Abstract LB208: A potent macrophage switching drug D-4559 reduces tumor GROWTH in a hepatocellular carcinoma mouse model

Abstract

Abstract Tumor-associated macrophages (TAMs) play a role in cancer progression and are associated with Sorafenib resistance in hepatocellular carcinoma (HCC)1. D-4559 is a new potent macrophage switching nanomedicine technology that selectively inhibits VEGF receptor tyrosine kinases (VEGFR1, 2, 3) in TAMs leading to a functional reprogramming of TAMs toward a pro-inflammatory activated phenotype. Here, we evaluate the effect of D-4559 on the M1 and M2 polarization of TAMs and its anti-tumor efficacy in a murine HCC tumor model. In vivo efficacy of D-4559 was examined in the subcutaneous Hepa 1-6 liver tumor model in C57BL/6 mice. Animals (n=15/group) were treated with D-4559 (i.p., 200 mg/kg daily) and free drug Sorafenib (p.o., 40 mg/kg daily) as a positive control for 4 weeks. The treatment started when the mean tumor size reached approximately 100 mm3, then the animals were randomly allocated into study groups. The day of randomization and treatment was denoted as day 0. Tumor sizes were measured using a caliper for 27 days, M1/M2 macrophage polarization was examined by flow cytometry at day 16, and cytokine biomarkers were evaluated with MSD Cytokine Multiplex Assay at day 16 and 27.D-4559 significantly reduced Hepa 1-6 tumor growth (**p<0.01 vs. vehicle). D-4559 and Sorafenib efficacy were similar with 40% of mice with a tumor volume less than 500 mm3 after 27 days of treatment. At day 16, D-4559 significantly increased M1/M2 ratio by inducing M1 macrophage infiltration and reprogramming of TAMs into M1 macrophages compared to vehicle treatment groups (* p<0.05). In contrast, Sorafenib did not switch TAM polarization from M2 to M1 phenotype. Moreover, D-4559 significantly increased TNF-a and IL-8 cytokines in the tumor microenvironment at days 16 and 27, indicative of a M1 signature.

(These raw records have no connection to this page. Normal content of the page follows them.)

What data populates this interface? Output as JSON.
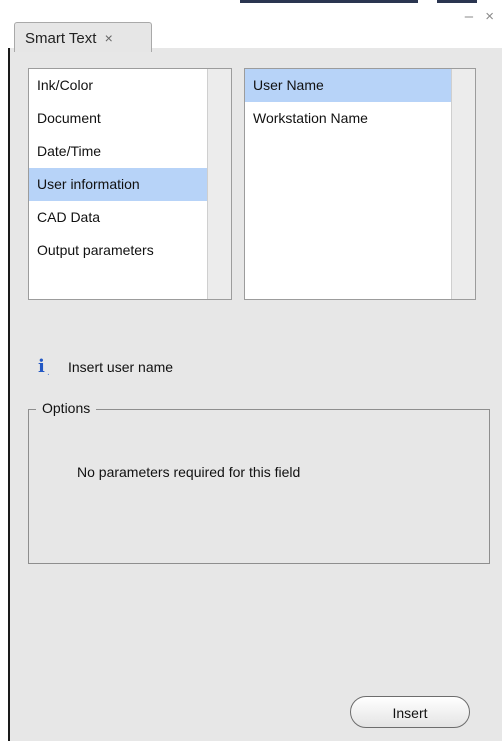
{
  "window": {
    "controls": "– ×"
  },
  "tab": {
    "label": "Smart Text",
    "close_glyph": "×"
  },
  "categories": {
    "items": [
      {
        "label": "Ink/Color",
        "selected": false
      },
      {
        "label": "Document",
        "selected": false
      },
      {
        "label": "Date/Time",
        "selected": false
      },
      {
        "label": "User information",
        "selected": true
      },
      {
        "label": "CAD Data",
        "selected": false
      },
      {
        "label": "Output parameters",
        "selected": false
      }
    ]
  },
  "fields": {
    "items": [
      {
        "label": "User Name",
        "selected": true
      },
      {
        "label": "Workstation Name",
        "selected": false
      }
    ]
  },
  "info": {
    "icon": "info-icon",
    "text": "Insert user name"
  },
  "options": {
    "legend": "Options",
    "message": "No parameters required for this field"
  },
  "actions": {
    "insert_label": "Insert"
  },
  "colors": {
    "panel_background": "#e7e7e7",
    "selection": "#b7d3f8",
    "info_icon": "#2358c4"
  }
}
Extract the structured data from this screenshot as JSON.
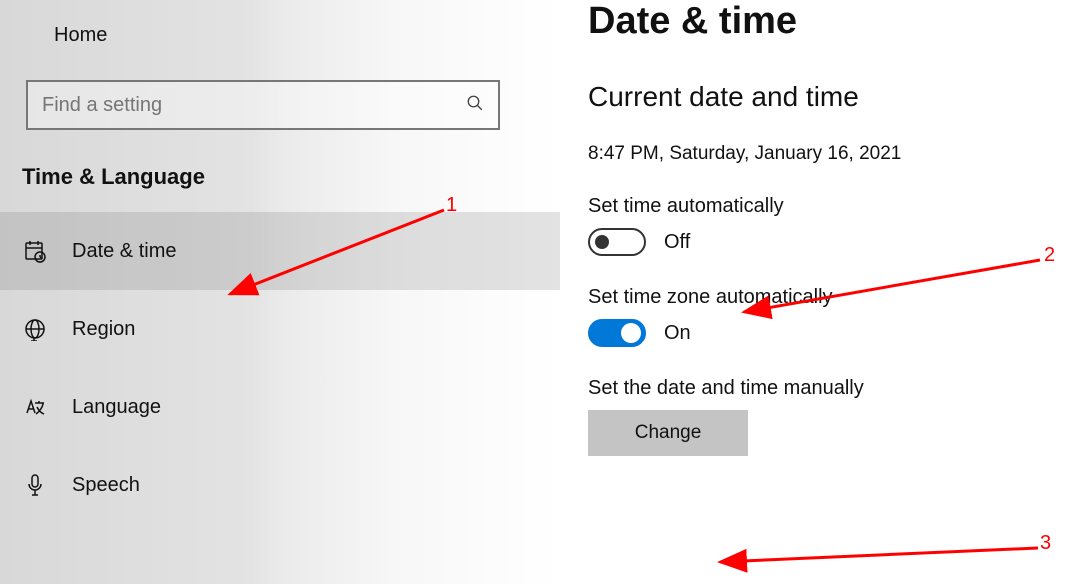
{
  "sidebar": {
    "home_label": "Home",
    "search_placeholder": "Find a setting",
    "category": "Time & Language",
    "items": [
      {
        "label": "Date & time",
        "selected": true
      },
      {
        "label": "Region",
        "selected": false
      },
      {
        "label": "Language",
        "selected": false
      },
      {
        "label": "Speech",
        "selected": false
      }
    ]
  },
  "main": {
    "title": "Date & time",
    "section_title": "Current date and time",
    "current_datetime": "8:47 PM, Saturday, January 16, 2021",
    "set_time_auto_label": "Set time automatically",
    "set_time_auto_state": "Off",
    "set_tz_auto_label": "Set time zone automatically",
    "set_tz_auto_state": "On",
    "set_manual_label": "Set the date and time manually",
    "change_button": "Change"
  },
  "annotations": {
    "one": "1",
    "two": "2",
    "three": "3"
  }
}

Increased levels of TNF-a and IL-8 have also been correlated with better survival in HCC patients2,3. D-4559 significantly increased M1 infiltration, shifted TAM polarization from M2 to M1 phenotype and favored pro-inflammatory cytokines suggesting that D-4559 creates an immunopermissive tumor microenvironment leading to a reduction in tumor growth. This preclinical study supports the development of the potent macrophage switching drug D-4559 as a safe and effective agent that can be used systemically for the treatment of HCC or in combination therapies to improve anti-tumor immune response.